Improved Graphite Electrode Machining
When a more productive and cost-effective method of machining graphite electrodes was needed, this moldmaker turned to a solid carbide modular milling system.
In the moldmaking business, survival requires precision and teamwork. Those are two lessons that German moldmaker Spindler Formenbau GmbH has learned well during its 38 years in business.
Spindler builds a range of multi-component and stack molds for both thermoplastic and thermoset processing for the automotive, electronics, medical and office furniture industries, among others. Its molds are used to produce components such as optical lenses, petri dishes, furniture components, and telephone and switch housings, to name a few.
As part of its approach to business, Spindler partners closely with its customers and with a select group of suppliers such as Walter. When looking for a solution to improve its graphite machining, Spindler found both a productivity boost and increased tool life with Walter’s Prototyp ConeFit solid carbide modular milling system.

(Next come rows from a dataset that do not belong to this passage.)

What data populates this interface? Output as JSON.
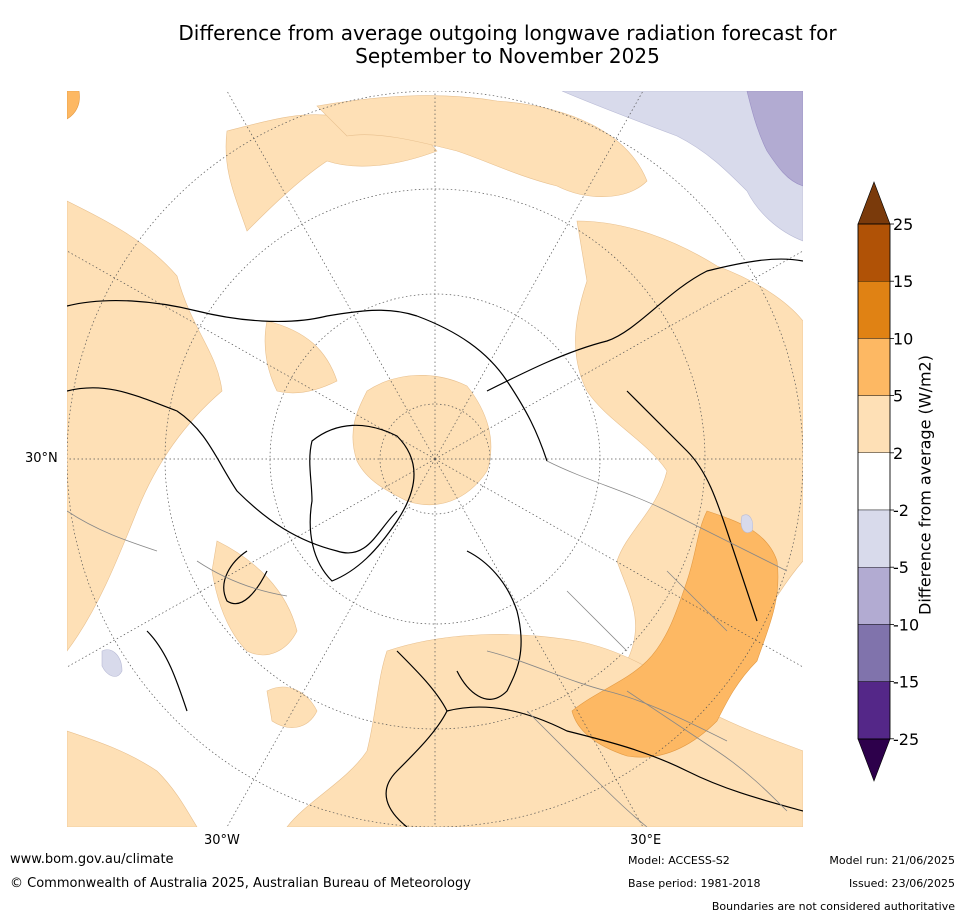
{
  "title_line1": "Difference from average outgoing longwave radiation forecast for",
  "title_line2": "September to November 2025",
  "map": {
    "projection": "north-polar-stereographic",
    "gridlines": "dotted",
    "latitude_label": "30°N",
    "longitude_labels": [
      "30°W",
      "30°E"
    ]
  },
  "colorbar": {
    "label": "Difference from average (W/m2)",
    "ticks": [
      "25",
      "15",
      "10",
      "5",
      "2",
      "-2",
      "-5",
      "-10",
      "-15",
      "-25"
    ],
    "colors_top_to_bottom": [
      "#7a3a0b",
      "#b05206",
      "#e08214",
      "#fdb863",
      "#fee0b6",
      "#ffffff",
      "#d8daeb",
      "#b2abd2",
      "#8073ac",
      "#542788",
      "#2d004b"
    ],
    "extend": "both"
  },
  "footer": {
    "website": "www.bom.gov.au/climate",
    "copyright": "© Commonwealth of Australia 2025, Australian Bureau of Meteorology",
    "model": "Model: ACCESS-S2",
    "base_period": "Base period: 1981-2018",
    "model_run": "Model run: 21/06/2025",
    "issued": "Issued: 23/06/2025",
    "disclaimer": "Boundaries are not considered authoritative"
  }
}
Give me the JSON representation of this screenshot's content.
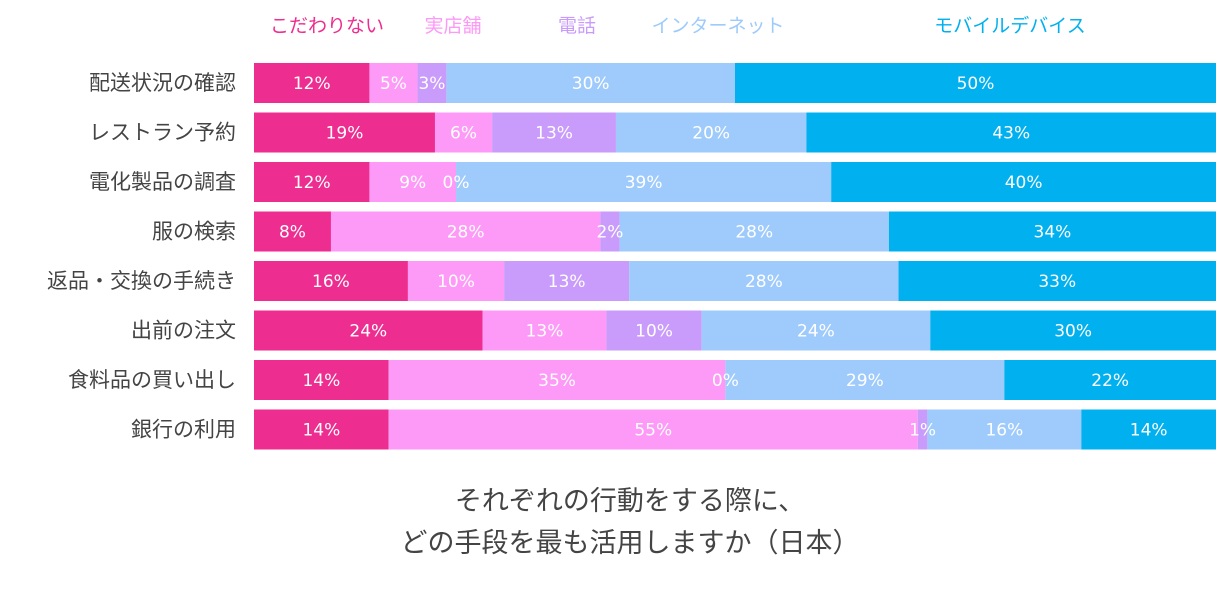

Partnering to Meet Customer Demands
Spindler has a digital arsenal of CAD/CAM software and surface digitizing machines for product and mold design, and also deploys five-axis milling, HSC milling and wire EDM processes to ensure the molds it manufactures meet customer requirements, which vary from special steel molds with long tool life, to high-gloss-polished or etched molds that produce visually sophisticated molded components. It can accommodate molds as large as 1,200 by 900 mm (47 by 35 inches) with maximum weight of 4.5 tons. Spindler also has its own injection molding machines that can handle molds as large as 500 by 500 mm (20 by 20 inches).
Even with the company’s in-house capabilities, however, Spindler knows that successful manufacturing requires a cooperative approach with not only its customers, but also its technology suppliers. That’s one reason Spindler has worked closely for years with cutting tool supplier Walter, resulting in the introduction and optimization of new cutting technologies.
When Spindler decided to change from copper to graphite electrodes, which requires different tools with long tool life, its initial solution was Walter’s standard PCD-coated solid carbide cutters. These cutters offered the quality Spindler had grown to expect, but there was a catch. Because of the high volumes Spindler was producing, these tools were too expensive with regard to tool life. The company needed an alternative that would significantly reduce its tool costs for finishing and roughing.
Walter responded with its Prototyp ConeFit, a modular solid carbide milling system with a self-centering thread designed to promote axial and radial alignment, deliver high rigidity, and offer superior stability due to its short taper and support face. The system is also highly flexible, with a broad spectrum of geometries and shank variants that can be quickly changed to fit a variety of spindles.
“With this modular milling system and the carbide shank, Spindler has an excellent tool for HSC machining,” says Leonhard Boschert of Walter AG Technical Advice and Sales. “The customer simply screws the cutting heads required for the respective task into the shank.”
Spindler uses various corner-radii and ballnose end mills from the Prototyp ConeFit series. As a result, the company says tool life has increased by four times during graphite electrode machining when compared to tool life with the standard tool. According to Anian Manuel Spindler, managing director for Spindler, the ConeFit’s modified geometry and diamond layer ensure significantly increased wear resistance during graphite milling.
Spindler also often needs special shanks, such as for machining deep components. “With the ConeFit system, we can simply attach the milling heads required in each case,” Mr. Spindler notes. ConeFit’s modular interchangeable head system offers a large number of steel, carbide and monoblock toolholders that enable various PCD-coated heads to be quickly and easily attached to the different adaptors.
For roughing and finishing, Spindler's PCD-coated solid carbide end mills also were replaced with new ConeFit Graphit PCD-coated end mills, which Mr. Spindler says resulted in an improved cost-benefit ratio, as well as a significantly more stable process with higher operational smoothness. “The system and its modified geometry has lowered our tool costs to one-third of previous costs,” he says.
According to Spindler, the ConeFit product range, with its diamond coating specially designed for roughing and finishing graphite electrodes for molds and dies; its modified macro- and micro-geometry; and its modular, interchangeable head system, proved to be the solution the company was looking for to improve its electrode machining processes with extended tool life.